As an example of how the cloud demands a new kind of planning, consider network addressing. Applications have historically been provisioned in data centers using static IP addresses. The assumption was that the infrastructure would be designed for high availability and would rarely fail. If an app required additional resources, an admin would add them to the existing VM without changing IP addresses. By contrast, clouds assign IP addresses to VMs dynamically by default, and VMs must be re-created to add additional resources.

On the flip side, applications that are designed with a loosely coupled architecture can benefit significantly from cloud infrastructure – we have a white paper on this.

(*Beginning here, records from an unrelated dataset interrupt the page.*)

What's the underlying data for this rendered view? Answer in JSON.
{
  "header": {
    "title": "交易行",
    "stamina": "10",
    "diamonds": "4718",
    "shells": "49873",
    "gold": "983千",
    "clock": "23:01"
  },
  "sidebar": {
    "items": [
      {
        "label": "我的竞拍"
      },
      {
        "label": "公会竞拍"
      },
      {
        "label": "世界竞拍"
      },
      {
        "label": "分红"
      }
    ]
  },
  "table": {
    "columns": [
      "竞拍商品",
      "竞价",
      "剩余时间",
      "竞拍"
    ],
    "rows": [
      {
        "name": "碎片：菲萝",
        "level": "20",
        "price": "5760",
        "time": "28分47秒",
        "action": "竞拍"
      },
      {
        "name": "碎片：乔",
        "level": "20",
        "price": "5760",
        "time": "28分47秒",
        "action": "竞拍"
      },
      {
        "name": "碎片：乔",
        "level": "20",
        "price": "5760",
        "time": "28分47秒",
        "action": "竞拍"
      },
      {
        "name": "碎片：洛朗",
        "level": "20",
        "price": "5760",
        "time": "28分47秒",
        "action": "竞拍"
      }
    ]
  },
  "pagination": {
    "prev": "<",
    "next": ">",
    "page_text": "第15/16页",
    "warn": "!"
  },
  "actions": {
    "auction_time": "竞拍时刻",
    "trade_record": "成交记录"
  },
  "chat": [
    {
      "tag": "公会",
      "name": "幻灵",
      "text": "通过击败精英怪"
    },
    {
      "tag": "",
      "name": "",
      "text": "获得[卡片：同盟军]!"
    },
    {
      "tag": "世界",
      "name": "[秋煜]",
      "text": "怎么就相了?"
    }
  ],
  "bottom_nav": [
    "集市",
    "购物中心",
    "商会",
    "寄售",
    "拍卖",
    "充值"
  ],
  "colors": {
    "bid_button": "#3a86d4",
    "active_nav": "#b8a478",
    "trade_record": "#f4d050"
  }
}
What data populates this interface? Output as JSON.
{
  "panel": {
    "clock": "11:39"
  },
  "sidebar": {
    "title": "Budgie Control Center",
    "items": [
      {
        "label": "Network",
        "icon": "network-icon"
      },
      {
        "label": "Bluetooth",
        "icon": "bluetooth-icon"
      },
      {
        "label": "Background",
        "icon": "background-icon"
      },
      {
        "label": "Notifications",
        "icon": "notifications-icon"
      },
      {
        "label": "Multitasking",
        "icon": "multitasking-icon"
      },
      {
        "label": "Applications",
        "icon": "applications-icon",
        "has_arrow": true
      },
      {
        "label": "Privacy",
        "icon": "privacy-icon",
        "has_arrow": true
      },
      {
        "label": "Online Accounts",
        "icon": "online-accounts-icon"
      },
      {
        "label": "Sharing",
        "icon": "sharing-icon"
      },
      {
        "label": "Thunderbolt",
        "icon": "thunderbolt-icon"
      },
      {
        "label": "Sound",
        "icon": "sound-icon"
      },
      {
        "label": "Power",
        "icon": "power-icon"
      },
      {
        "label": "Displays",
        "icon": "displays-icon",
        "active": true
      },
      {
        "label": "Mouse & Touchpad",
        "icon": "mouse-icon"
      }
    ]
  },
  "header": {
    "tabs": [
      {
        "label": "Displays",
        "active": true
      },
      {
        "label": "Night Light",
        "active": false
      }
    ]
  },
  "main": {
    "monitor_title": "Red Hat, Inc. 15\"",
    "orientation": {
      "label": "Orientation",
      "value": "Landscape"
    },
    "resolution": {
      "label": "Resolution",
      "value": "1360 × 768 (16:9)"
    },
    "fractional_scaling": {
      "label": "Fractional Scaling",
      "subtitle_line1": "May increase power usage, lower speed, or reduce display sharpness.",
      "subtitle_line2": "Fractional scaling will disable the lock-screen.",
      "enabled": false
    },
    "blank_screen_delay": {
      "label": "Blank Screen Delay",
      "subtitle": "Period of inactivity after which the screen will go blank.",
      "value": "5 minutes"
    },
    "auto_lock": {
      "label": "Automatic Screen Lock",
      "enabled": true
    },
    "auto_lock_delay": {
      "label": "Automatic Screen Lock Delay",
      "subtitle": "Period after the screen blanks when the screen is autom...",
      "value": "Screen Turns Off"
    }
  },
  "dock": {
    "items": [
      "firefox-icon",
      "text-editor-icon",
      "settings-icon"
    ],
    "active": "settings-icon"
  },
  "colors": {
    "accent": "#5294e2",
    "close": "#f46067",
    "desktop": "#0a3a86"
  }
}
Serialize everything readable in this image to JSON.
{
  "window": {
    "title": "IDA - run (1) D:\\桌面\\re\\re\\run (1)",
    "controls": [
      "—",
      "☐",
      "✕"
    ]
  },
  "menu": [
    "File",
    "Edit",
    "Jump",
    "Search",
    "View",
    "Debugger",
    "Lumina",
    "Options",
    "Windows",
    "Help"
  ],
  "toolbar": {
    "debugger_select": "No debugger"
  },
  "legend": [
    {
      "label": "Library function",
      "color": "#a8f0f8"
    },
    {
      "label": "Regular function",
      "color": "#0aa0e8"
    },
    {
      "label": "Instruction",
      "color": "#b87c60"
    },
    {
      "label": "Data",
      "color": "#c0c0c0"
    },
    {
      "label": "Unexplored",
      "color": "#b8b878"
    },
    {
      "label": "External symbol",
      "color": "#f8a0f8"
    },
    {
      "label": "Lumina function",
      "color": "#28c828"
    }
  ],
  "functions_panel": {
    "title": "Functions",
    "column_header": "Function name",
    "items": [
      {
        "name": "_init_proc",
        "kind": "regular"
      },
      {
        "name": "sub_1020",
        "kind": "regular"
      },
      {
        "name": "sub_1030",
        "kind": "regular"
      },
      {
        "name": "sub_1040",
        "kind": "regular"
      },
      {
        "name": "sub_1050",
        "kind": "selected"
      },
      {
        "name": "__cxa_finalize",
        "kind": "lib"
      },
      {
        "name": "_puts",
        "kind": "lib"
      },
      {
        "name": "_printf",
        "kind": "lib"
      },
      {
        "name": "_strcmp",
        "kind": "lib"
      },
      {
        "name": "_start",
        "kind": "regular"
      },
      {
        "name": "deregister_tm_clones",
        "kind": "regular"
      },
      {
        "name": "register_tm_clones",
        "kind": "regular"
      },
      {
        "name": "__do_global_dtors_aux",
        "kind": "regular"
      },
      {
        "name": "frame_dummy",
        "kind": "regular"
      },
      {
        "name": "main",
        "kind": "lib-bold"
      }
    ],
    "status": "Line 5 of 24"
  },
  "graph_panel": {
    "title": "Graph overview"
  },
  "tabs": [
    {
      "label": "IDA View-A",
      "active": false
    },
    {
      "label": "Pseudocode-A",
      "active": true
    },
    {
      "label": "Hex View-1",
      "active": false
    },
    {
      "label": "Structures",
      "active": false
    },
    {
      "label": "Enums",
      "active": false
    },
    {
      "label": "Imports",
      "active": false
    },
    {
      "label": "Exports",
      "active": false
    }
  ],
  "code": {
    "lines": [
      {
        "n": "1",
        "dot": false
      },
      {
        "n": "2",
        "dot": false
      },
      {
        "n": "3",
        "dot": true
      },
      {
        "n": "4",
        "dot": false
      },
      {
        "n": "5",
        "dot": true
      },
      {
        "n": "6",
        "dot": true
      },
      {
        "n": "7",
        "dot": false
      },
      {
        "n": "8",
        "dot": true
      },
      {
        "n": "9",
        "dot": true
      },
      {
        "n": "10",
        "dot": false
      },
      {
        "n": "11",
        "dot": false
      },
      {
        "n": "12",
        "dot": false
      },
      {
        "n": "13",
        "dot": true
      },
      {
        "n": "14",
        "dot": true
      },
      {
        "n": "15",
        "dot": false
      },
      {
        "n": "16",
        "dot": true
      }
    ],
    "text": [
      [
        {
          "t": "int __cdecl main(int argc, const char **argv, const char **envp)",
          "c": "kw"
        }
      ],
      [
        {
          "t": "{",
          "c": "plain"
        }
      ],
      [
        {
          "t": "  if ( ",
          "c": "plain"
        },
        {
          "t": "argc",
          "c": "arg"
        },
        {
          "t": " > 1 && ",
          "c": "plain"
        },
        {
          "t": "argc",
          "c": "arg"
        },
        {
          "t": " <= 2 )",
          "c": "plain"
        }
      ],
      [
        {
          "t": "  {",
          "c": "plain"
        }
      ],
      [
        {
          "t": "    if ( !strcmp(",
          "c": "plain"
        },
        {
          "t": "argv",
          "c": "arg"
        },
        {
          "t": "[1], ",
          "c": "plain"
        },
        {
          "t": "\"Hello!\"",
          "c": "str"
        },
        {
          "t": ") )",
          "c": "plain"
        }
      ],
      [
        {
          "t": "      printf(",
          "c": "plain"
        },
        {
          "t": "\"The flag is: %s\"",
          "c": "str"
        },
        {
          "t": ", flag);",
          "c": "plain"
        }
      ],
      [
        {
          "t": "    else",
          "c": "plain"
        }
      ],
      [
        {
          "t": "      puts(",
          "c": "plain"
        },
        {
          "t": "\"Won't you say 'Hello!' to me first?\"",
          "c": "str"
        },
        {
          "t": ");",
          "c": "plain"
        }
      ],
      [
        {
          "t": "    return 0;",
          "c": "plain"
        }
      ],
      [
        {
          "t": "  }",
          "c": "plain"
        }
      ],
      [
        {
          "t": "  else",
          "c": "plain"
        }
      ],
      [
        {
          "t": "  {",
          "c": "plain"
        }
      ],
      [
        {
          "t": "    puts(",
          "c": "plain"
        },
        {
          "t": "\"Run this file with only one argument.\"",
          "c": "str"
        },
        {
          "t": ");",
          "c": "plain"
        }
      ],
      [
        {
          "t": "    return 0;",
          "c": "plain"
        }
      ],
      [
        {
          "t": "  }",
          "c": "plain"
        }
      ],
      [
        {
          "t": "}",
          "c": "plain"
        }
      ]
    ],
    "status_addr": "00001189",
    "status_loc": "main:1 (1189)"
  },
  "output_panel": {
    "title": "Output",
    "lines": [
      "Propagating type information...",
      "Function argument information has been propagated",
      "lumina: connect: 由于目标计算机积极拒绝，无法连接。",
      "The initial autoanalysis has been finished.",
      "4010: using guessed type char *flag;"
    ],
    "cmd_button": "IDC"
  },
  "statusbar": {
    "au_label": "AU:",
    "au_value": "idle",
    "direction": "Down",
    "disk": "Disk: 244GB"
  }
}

A loosely coupled architecture typically includes many tiers of applications with load balancers and queues in between. This allows for dynamic, horizontal scalability, without requiring high-performance, highly reliable, and ultimately expensive hardware resources. This architecture works well with any application that takes advantage of a queuing system, or anything designed to leverage automation to take advantage of ephemeral infrastructure resources. If the service you want to access is not available, the data or work object sits in a queue until the appropriate service is available. The rest of the system can continue to function without coming to a standstill due to the outage of a single component. Thus the cloud provides much more potential than VMs on demand. With the proper level of automation, the infrastructure can actually be application-aware and adjust as application requirements change over time. This is the true power of the cloud, and is a key driving force behind the DevOps movement.

You can get the greatest benefit of cloud from applications designed with a loosely coupled architecture, and your time will be best spent focusing there. As we saw during the transition from mainframes to client/server, a new generation of applications will be designed to take advantage of cloud infrastructure. The benefits the cloud provides will appeal to users, who will migrate to the new apps over time.

As for your legacy applications, I recommend the “if it isn’t broken, don’t fix it” approach. If they run well today, why move them to the cloud? Let them continue to run where they do today – but plan to provision new apps in the cloud.